Attack Vectors
The vulnerability in NEX-Forms – Ultimate Forms Plugin for WordPress (slug: nex-forms-express-wp-form-builder) affects versions up to and including 9.1.8 and is rated Medium severity (CVSS 5.3). It involves missing authorization checks that can allow an unauthenticated attacker—someone with no WordPress login—to access exported form configuration data.
Based on the published details, the attacker would attempt to enumerate the nex_forms_Id parameter to locate and export form configurations. In practical terms, this means an outside party could try multiple IDs until they find forms they can export, without needing valid credentials.
Security Weakness
CVE-2025-15510 stems from a missing capability (permission) check in the NF5_Export_Forms class constructor within NEX-Forms – Ultimate Forms Plugin for WordPress versions <= 9.1.8. When a plugin feature that should be restricted to authenticated administrators is not properly gated, it can become accessible to the public internet.
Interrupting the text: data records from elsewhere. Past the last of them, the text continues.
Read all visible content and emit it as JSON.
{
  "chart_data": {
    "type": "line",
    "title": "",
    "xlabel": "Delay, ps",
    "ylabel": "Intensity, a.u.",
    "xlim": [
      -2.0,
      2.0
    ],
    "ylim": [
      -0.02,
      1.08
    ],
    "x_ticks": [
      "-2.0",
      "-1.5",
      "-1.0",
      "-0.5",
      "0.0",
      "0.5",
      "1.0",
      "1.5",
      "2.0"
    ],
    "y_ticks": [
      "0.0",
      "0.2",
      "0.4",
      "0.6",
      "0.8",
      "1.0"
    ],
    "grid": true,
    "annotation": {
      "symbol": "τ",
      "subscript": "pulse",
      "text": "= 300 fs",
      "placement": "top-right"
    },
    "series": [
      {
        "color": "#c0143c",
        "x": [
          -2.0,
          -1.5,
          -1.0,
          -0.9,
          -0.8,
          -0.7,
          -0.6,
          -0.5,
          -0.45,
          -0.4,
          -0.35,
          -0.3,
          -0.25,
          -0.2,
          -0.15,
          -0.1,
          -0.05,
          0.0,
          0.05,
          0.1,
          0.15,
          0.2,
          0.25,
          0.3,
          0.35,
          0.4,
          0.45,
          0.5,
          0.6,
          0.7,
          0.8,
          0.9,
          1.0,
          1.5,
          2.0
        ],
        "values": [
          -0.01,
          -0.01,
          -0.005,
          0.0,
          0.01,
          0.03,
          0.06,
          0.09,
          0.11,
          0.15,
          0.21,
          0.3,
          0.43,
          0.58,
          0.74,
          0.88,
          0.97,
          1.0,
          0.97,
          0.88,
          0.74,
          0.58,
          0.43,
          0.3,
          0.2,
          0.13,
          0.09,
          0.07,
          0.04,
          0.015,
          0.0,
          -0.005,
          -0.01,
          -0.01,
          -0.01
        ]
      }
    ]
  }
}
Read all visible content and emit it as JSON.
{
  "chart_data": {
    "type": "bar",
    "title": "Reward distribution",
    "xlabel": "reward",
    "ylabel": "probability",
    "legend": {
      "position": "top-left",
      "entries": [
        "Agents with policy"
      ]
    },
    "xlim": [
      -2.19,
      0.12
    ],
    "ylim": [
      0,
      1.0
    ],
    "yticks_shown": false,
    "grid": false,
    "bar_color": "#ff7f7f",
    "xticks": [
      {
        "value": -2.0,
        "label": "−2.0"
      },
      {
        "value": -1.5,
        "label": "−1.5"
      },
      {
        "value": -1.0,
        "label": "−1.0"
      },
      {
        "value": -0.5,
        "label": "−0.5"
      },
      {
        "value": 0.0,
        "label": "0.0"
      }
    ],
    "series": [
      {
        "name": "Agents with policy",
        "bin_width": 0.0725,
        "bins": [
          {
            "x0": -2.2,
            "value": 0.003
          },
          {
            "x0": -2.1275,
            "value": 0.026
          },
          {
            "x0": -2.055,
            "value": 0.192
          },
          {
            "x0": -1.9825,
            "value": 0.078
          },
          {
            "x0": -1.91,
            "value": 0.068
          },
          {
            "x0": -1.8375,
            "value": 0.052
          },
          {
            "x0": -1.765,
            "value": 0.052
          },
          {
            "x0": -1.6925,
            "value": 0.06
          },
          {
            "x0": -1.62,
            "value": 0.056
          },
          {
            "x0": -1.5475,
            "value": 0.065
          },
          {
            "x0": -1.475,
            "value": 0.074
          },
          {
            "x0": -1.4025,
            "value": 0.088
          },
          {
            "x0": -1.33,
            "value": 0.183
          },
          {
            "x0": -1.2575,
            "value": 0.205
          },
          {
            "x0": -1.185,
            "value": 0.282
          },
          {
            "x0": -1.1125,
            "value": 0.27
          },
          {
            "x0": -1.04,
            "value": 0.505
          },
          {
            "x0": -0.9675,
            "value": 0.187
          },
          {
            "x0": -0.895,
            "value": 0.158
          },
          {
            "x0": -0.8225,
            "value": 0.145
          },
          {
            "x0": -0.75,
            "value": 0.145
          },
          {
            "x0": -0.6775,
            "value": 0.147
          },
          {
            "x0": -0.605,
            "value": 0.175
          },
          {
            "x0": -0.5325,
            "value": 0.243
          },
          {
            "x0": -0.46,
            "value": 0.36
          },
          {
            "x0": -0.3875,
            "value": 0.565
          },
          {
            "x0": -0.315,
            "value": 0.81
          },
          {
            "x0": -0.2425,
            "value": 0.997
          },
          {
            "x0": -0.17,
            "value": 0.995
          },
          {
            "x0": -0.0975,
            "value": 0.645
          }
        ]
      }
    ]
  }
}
This is categorized as an unauthorized sensitive information exposure issue: the weakness is not about taking over the site directly, but about exposing valuable configuration data that should remain internal.
Technical or Business Impacts
If exploited, this issue can expose exported form configurations that may include sensitive data such as email addresses, PayPal API credentials, and third-party integration keys. For executives and compliance teams, this creates a meaningful business-risk scenario: information intended to support marketing operations and payment or integration workflows could be accessed by unauthorized parties.
Business impacts can include unauthorized use of exposed credentials (leading to fraud or abuse in connected services), regulatory and contractual exposure if personal data is disclosed, incident response costs, and brand damage if customers or partners are notified of a preventable leak.
Remediation is straightforward: update NEX-Forms – Ultimate Forms Plugin for WordPress to version 9.1.9 or newer patched releases. CVE details: https://www.cve.org/CVERecord?id=CVE-2025-15510. Reference source: Wordfence vulnerability record.
Similar Attacks
Authorization gaps and unintended data exposure in widely used platforms are a recurring cause of breaches. A few notable, well-documented examples include:
Facebook/Cambridge Analytica (FTC background) — a high-profile example of data exposure and downstream misuse impacting consumer trust and regulatory scrutiny.
Twilio incident (FBI PSA) — demonstrates how access to internal systems or credentials can translate into broader business disruption and customer impact.
OWASP Top 10: Broken Access Control — an industry-standard reference describing how missing or incorrect access controls commonly lead to unauthorized data access in web applications.